The cows are milked one day and the milk is bottled and sold the next.
‘‘It’s real milk,’’ Karl Johnson told GT.
‘‘It’s all from one farm and it’s gently pasteurised, not nuked like the big guys do.
‘‘We just pasteurise it and put it straight into the bottle.’’
Over The Moon’s milk recently won seven silver medals at the Sydney Royal Cheese and Dairy Produce Show.
‘‘Jersey milk is richer because it’s higher in butter fat,’’ Johnson said.
‘‘They’re a smaller cow, so they’re better for the environment.
‘‘And they might produce less milk but it’s far better quality, it’s excellent.

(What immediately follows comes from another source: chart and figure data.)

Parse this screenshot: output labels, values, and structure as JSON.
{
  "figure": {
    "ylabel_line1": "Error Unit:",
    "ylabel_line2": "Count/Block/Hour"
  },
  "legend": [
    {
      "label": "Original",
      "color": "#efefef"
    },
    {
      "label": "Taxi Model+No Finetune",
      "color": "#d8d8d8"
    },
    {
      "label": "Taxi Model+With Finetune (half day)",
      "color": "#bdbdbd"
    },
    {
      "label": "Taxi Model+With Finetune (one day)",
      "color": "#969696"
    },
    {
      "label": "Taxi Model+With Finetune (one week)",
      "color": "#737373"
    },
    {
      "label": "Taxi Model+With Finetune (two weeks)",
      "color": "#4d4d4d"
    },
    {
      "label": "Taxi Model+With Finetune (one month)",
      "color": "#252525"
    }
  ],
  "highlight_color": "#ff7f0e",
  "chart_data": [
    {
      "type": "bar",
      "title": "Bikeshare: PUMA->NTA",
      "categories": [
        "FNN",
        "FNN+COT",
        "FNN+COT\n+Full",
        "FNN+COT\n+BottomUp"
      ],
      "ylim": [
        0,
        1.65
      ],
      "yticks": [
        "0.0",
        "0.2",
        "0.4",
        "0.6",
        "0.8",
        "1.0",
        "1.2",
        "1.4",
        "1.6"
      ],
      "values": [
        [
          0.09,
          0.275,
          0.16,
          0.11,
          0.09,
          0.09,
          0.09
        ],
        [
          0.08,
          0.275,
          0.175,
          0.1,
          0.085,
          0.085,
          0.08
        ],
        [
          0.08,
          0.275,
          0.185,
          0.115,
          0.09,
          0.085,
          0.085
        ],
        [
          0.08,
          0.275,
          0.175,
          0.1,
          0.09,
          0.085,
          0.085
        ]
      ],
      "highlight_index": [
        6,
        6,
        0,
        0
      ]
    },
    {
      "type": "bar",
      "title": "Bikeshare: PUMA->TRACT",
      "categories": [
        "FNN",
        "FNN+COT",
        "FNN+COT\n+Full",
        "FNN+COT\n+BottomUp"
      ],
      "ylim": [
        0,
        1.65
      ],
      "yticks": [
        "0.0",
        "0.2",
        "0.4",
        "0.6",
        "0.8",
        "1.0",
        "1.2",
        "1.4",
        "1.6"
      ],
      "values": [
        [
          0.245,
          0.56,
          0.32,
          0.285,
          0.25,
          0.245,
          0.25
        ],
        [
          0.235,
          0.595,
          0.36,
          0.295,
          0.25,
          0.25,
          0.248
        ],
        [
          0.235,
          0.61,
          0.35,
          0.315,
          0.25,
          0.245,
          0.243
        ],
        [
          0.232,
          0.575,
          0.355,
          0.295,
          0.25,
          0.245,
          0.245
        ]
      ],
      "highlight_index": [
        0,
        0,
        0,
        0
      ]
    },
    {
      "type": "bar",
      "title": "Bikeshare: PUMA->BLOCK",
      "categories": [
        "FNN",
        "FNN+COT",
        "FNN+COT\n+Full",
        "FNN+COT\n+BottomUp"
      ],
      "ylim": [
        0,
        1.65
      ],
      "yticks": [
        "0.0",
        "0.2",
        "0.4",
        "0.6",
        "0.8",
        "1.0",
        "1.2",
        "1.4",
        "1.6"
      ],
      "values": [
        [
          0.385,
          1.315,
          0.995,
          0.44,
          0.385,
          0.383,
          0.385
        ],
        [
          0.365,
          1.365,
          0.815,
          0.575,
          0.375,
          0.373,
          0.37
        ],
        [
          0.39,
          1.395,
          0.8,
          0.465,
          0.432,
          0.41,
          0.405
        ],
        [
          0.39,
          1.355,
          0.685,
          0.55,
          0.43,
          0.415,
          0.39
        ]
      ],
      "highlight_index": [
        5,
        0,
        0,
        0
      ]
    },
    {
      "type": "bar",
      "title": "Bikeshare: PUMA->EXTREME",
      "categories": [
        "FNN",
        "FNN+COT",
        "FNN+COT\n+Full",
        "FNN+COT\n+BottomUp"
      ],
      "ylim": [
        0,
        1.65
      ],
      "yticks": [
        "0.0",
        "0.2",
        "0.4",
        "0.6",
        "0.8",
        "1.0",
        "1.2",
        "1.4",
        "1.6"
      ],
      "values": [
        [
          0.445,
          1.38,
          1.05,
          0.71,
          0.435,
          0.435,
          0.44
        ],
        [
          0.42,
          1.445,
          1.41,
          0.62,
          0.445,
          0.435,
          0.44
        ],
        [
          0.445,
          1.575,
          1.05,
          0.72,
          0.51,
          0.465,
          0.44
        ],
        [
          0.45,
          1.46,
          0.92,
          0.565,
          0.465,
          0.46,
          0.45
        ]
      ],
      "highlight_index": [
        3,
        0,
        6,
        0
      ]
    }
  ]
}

‘‘It’s pure, fresh, natural milk.
‘‘It’s all back to basics for us.’’
Johnson, who also sells farm-fresh vegetables including heirloom varieties at the Newcastle markets, decided to sell milk through his business after watching some of his dairy-farming neighbours struggle to make a living.

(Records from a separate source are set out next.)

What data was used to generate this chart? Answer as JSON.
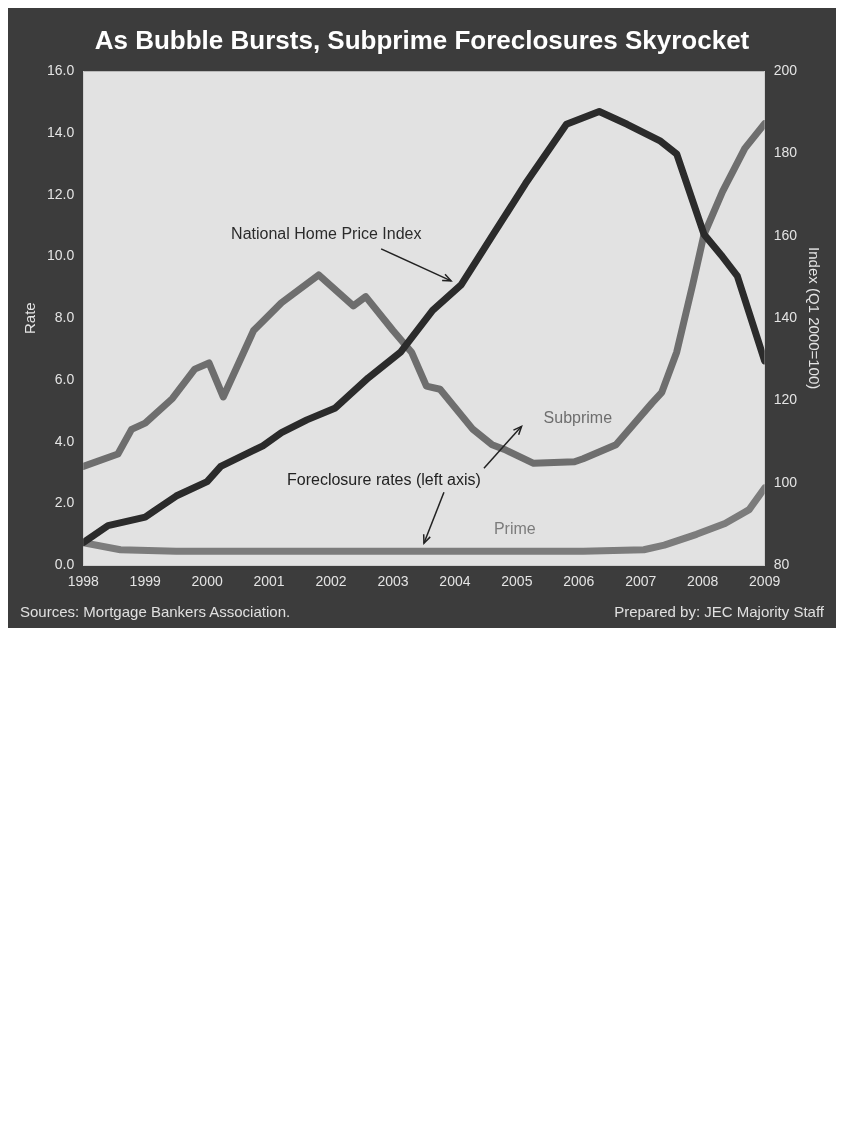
{
  "chart_data": {
    "type": "line",
    "title": "As Bubble Bursts, Subprime Foreclosures Skyrocket",
    "ylabel": "Rate",
    "y2label": "Index (Q1 2000=100)",
    "xlim": [
      1998,
      2009
    ],
    "xticks": [
      1998,
      1999,
      2000,
      2001,
      2002,
      2003,
      2004,
      2005,
      2006,
      2007,
      2008,
      2009
    ],
    "ylim": [
      0,
      16
    ],
    "yticks": [
      {
        "value": 0,
        "label": "0.0"
      },
      {
        "value": 2,
        "label": "2.0"
      },
      {
        "value": 4,
        "label": "4.0"
      },
      {
        "value": 6,
        "label": "6.0"
      },
      {
        "value": 8,
        "label": "8.0"
      },
      {
        "value": 10,
        "label": "10.0"
      },
      {
        "value": 12,
        "label": "12.0"
      },
      {
        "value": 14,
        "label": "14.0"
      },
      {
        "value": 16,
        "label": "16.0"
      }
    ],
    "y2lim": [
      80,
      200
    ],
    "y2ticks": [
      80,
      100,
      120,
      140,
      160,
      180,
      200
    ],
    "grid": false,
    "legend": false,
    "marker": "none",
    "line_style": "solid",
    "annotations": [
      "Foreclosure rates (left axis)",
      "Sources: Mortgage Bankers Association.",
      "Prepared by: JEC Majority Staff"
    ],
    "series": [
      {
        "name": "National Home Price Index",
        "color": "#2b2b2b",
        "axis": "y2",
        "x": [
          1998.0,
          1998.4,
          1999.0,
          1999.5,
          2000.0,
          2000.22,
          2000.9,
          2001.2,
          2001.61,
          2002.07,
          2002.6,
          2003.12,
          2003.64,
          2004.1,
          2004.62,
          2005.14,
          2005.8,
          2006.33,
          2006.78,
          2007.32,
          2007.58,
          2008.02,
          2008.3,
          2008.56,
          2009.0
        ],
        "values": [
          85.5,
          89.6,
          91.7,
          96.8,
          100.3,
          104,
          109,
          112.2,
          115.3,
          118.2,
          125.5,
          131.7,
          141.9,
          148.1,
          160.4,
          172.7,
          187.1,
          190.2,
          187.1,
          183,
          179.9,
          160.4,
          155.3,
          150.2,
          129.6
        ]
      },
      {
        "name": "Subprime",
        "color": "#6e6e6e",
        "x": [
          1998.0,
          1998.56,
          1998.78,
          1999.0,
          1999.44,
          1999.8,
          2000.03,
          2000.26,
          2000.75,
          2001.2,
          2001.8,
          2002.36,
          2002.56,
          2003.0,
          2003.3,
          2003.54,
          2003.76,
          2004.29,
          2004.6,
          2004.8,
          2005.27,
          2005.93,
          2006.07,
          2006.6,
          2007.18,
          2007.34,
          2007.58,
          2007.84,
          2008.02,
          2008.32,
          2008.68,
          2009.0
        ],
        "values": [
          3.2,
          3.6,
          4.4,
          4.6,
          5.4,
          6.35,
          6.55,
          5.45,
          7.6,
          8.5,
          9.4,
          8.4,
          8.7,
          7.6,
          6.9,
          5.8,
          5.7,
          4.4,
          3.9,
          3.75,
          3.3,
          3.35,
          3.45,
          3.9,
          5.25,
          5.6,
          6.9,
          9.1,
          10.7,
          12.1,
          13.5,
          14.3
        ]
      },
      {
        "name": "Prime",
        "color": "#7c7c7c",
        "x": [
          1998.0,
          1998.6,
          1999.5,
          2000.5,
          2001.5,
          2002.5,
          2003.5,
          2004.5,
          2005.5,
          2006.07,
          2007.05,
          2007.38,
          2007.9,
          2008.36,
          2008.75,
          2009.0
        ],
        "values": [
          0.73,
          0.5,
          0.45,
          0.45,
          0.45,
          0.45,
          0.45,
          0.45,
          0.45,
          0.45,
          0.5,
          0.65,
          1.0,
          1.35,
          1.8,
          2.5
        ]
      }
    ]
  }
}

‘‘I live up near Dungog in dairy country and a lot of the farmers up here were going broke,’’ he said.
‘‘They were just not getting a sustainable dollar for their milk, some of them are actually getting less than what it costs to produce.’’
And most of the milk you found at the supermarkets was full of water, he said.
‘‘When the milk goes from the dairies into the processing house they take out cream and things to make other products, and there’s this byproduct that’s just like a watery substance left over,’’ Johnson said.
‘‘They put that back into the drinking milk unfortunately.
‘‘That’s why milk doesn’t taste so good any more.’’
Johnson recently hooked up with fifth- generation farmer Ian Lindsay from Wauchope to produce Over The Moon milk.
‘‘He’s a pure jersey farmer and we’re paying him much more than he was getting off the big processors.’’
Lindsay had been supplying the Hastings Co-op with milk for many years but for the past 18 months the pay he’d been receiving had been ‘‘shocking’’.
‘‘It has been way down,’’ Lindsay said.
‘‘Karl asked me a couple of years ago to supply him with some milk but I was contracted to the co-op so I couldn’t, but when we came off contract I approached him and we’ve struck up a deal.
‘‘Because I’m only a small operation – I only milk around 50 cows – I decided to go that way with Karl and hopefully we’ve done the right thing.
‘‘It’s all a gamble.
‘‘I just felt that the bigger companies these days don’t want the little farmer, they want to drive into a farm and pick up 10,000litres of milk, whereas I might only have 2000litres.
‘‘And I’ve always thought the jersey milk, because it has a premium butter fat and protein content, always had that edge on the other milk as far as flavour is concerned.
‘‘The other reason I get cranky at these ads on TV for milk being two litres for $2 is because what they’re selling is not real milk, it’s played with.
‘‘I’ve always been against companies playing with milk.’’
Lindsay hopes the public backs Australian producers across the board.
‘‘These big supermarkets are not only doing it to the diary industry but to everything,’’ he said.
‘‘The producer has no say, we get whatever is left.
‘‘I hope the public backs us and says, ‘We don’t want cheap milk, we want good milk’.
‘‘Because if the big supermarkets continue down the track they’ve been going there’s not going to be any dairy industry.
‘‘They’re saying it won’t affect the industry, but it will because there’s no such thing as a free lunch.
‘‘The money the big supermarkets are losing by keeping the price of milk down, they’ll make it up somewhere.
‘‘I’d like to see good wholesome milk back on the shelves, but you have to pay for quality.’’
Johnson agrees.
‘‘People do need to change their attitude to milk, and to fruit and vegetables. If they want to keep buying Australian fruit and vegetables they’ve got to buy them, because all these supermarkets just want to bring it in from overseas.
‘‘That’s why the Newcastle City Farmers Markets are becoming so huge.
‘‘The customers who come are all dead-set against the supermarkets.
‘‘What market organiser Kevin Eade has done down there has been absolutely amazing for small farmers.
‘‘I’ve been there for five years and there’s more and more farmers coming in, more people are growing things because they can get a fair price for their produce.
‘‘It’s really generating a nice little economy.’’
The Newcastle City Farmers Market will return to the showground on March 27 after Newcastle show.